Archivierter Artikel vom 22.01.2022, 06:00 Uhr
Katzenelnbogen

Katzenelnbogener Commödche vor dem Aus? Ungewisse Zukunft für Kult-Bistro

Corona hat die Gastronomie schwer gebeutelt. Auch an dem Katzenelnbogener Bistro Commödche ist diese Entwicklung nicht spurlos vorbeigegangen. Momentan ist daher nicht klar, wie es mit dem Bistro weitergeht.

Von Uschi Weidner
Claudia und Rolf Breitscheid werden auf jeden Fall weitermachen. Bis zum Umzug ist viel aufzuräumen und zu ordnen. Foto: Uschi Weidner
Claudia und Rolf Breitscheid werden auf jeden Fall weitermachen. Bis zum Umzug ist viel aufzuräumen und zu ordnen.
Foto: Uschi Weidner

Seit mehr als elf Jahren ist – oder war – das Bistro Commödche in Katzenelnbogen eine Institution. Mit antiken Möbeln ausgestattet, lud es im Winter in den Innenbereich zu einem Kännchen Tee oder einem Glas Wein, zu einem erlesenen Schnäpschen und/oder den Delikatessen ein, die Rolf Breitscheid liebevoll zubereitete und Claudia Breitscheid ebenso liebevoll servierte. Das Kulturbistro war ein Garant für schöne Nachmittage und Abende, für Genuss, Lachen und Kultur. So viele Künstler und Gruppen gaben sich hier ein Stelldichein. Stetig stieg außerdem die Zahl der Besucher – innen wie außen, denn der große Naturgarten am Dörsbach bot das ideale Ambiente für Sommerkonzerte.

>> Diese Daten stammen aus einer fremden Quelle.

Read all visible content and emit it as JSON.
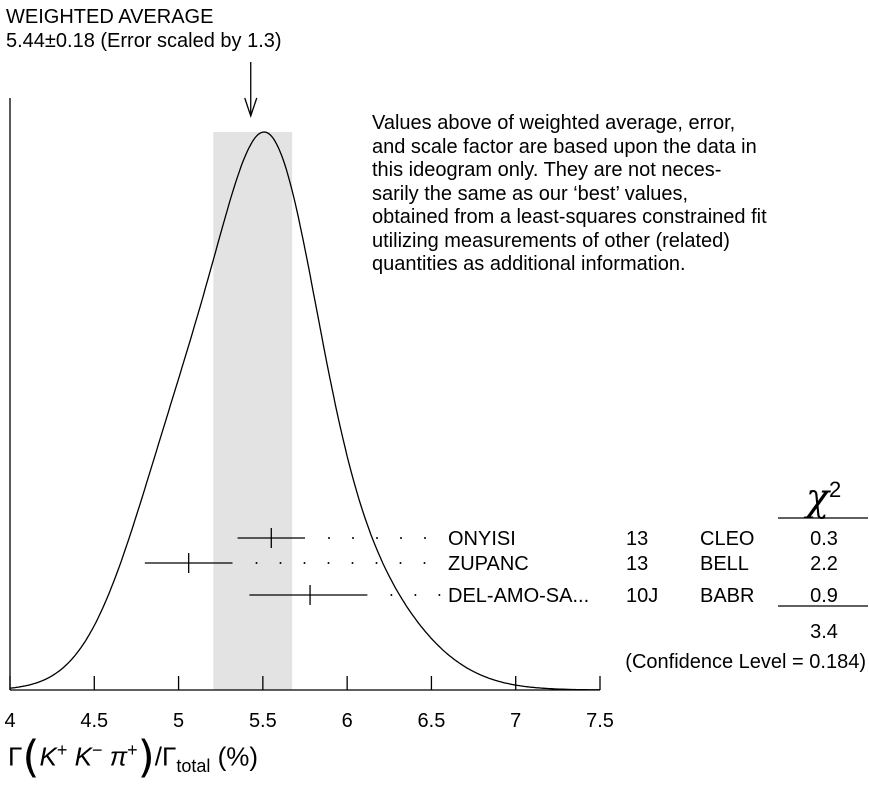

Aber wie in anderen gastronomischen Betrieben hat die Pandemie hier ebenso alles auf den Kopf gestellt. Die Gäste blieben aus. Reservierungen wurden oft nicht wahrgenommen und dabei auch nicht abgesagt. Waren in großen Mengen verdarben oder überschritten das Mindesthaltbarkeitsdatum. Es gab Tage, an denen kein einziger Kunde oder Gast kam. Finanzhilfen blieben aus.

Mehr und mehr wurde eine Veränderung erforderlich. Zunächst war für die „guten“ Monate im Sommer ein Pächterwechsel vorgesehen. Eine Nutzungsänderung ist beantragt. Der beschlussfertige Antrag liegt den Behörden seit Wochen vor, ohne dass sich eine Zusage oder ein Zwischenbescheid abzeichnet. Bedenkt man dann noch die pandemiebedingten Lieferengpässe, gibt es immer weniger Hoffnung, dass es mit dem Commödche – in welcher Form auch immer – bald weitergeht.

Zurzeit ist geplant, das Ladengeschäft im Eingangsbereich des Bistros auszulagern. Claudia und Rolf Breitscheid wollen den Verkauf mit in ihr Haus in der Untertalstraße 11 a nehmen. Das Commödche sollte mit seinem neuen Pächter in der dann erweiterten Gastronomie mit professionellem, neuem Konzept installiert werden.

Leider ist der neue Pächter krank geworden. Claudia und Rolf Breitscheid haben schon begonnen, Inventar, Gläser und Geschirr zu verkaufen. Der gastronomische Bereich ruht – nicht nur wegen der Pandemie, die in diesem kuscheligen Ambiente wegen der Mindestabstände ohnehin nur sehr schwierig zu betreiben wäre. Ohne einen Nachmieter kann man kein Pachtverhältnis fortführen. Weil das Ehepaar Breitscheid nur mit dem Verkauf der Genussmittel das Commödche aber nicht wirtschaftlich betreiben kann, muss nun eine anderweitige Lösung her.

Noch besteht das Ladengeschäft in der Untertalstraße 19 weiter. Doch sobald ein Umzug möglich ist, zieht es in die Untertalstraße 11 a um. Es wird dort auch kulinarische Genüsse geben. Breitscheids hoffen, dass nach der Pandemie auch wieder Tastings stattfinden können.

Viele „gute Geister“ sind nötig, um diese Bastion der Geselligkeit in einem der ältesten Häuser Katzenelnbogens zu erhalten. Breitscheids betonen, dass es in dieser schwierigen Zeit auch Menschen gegeben habe, die durch ihre oft unkonventionelle Hilfe und ihr Verständnis für manche coronabedingte Maßnahme das Betreiben des Commödchens etwas leichter gemacht hätten.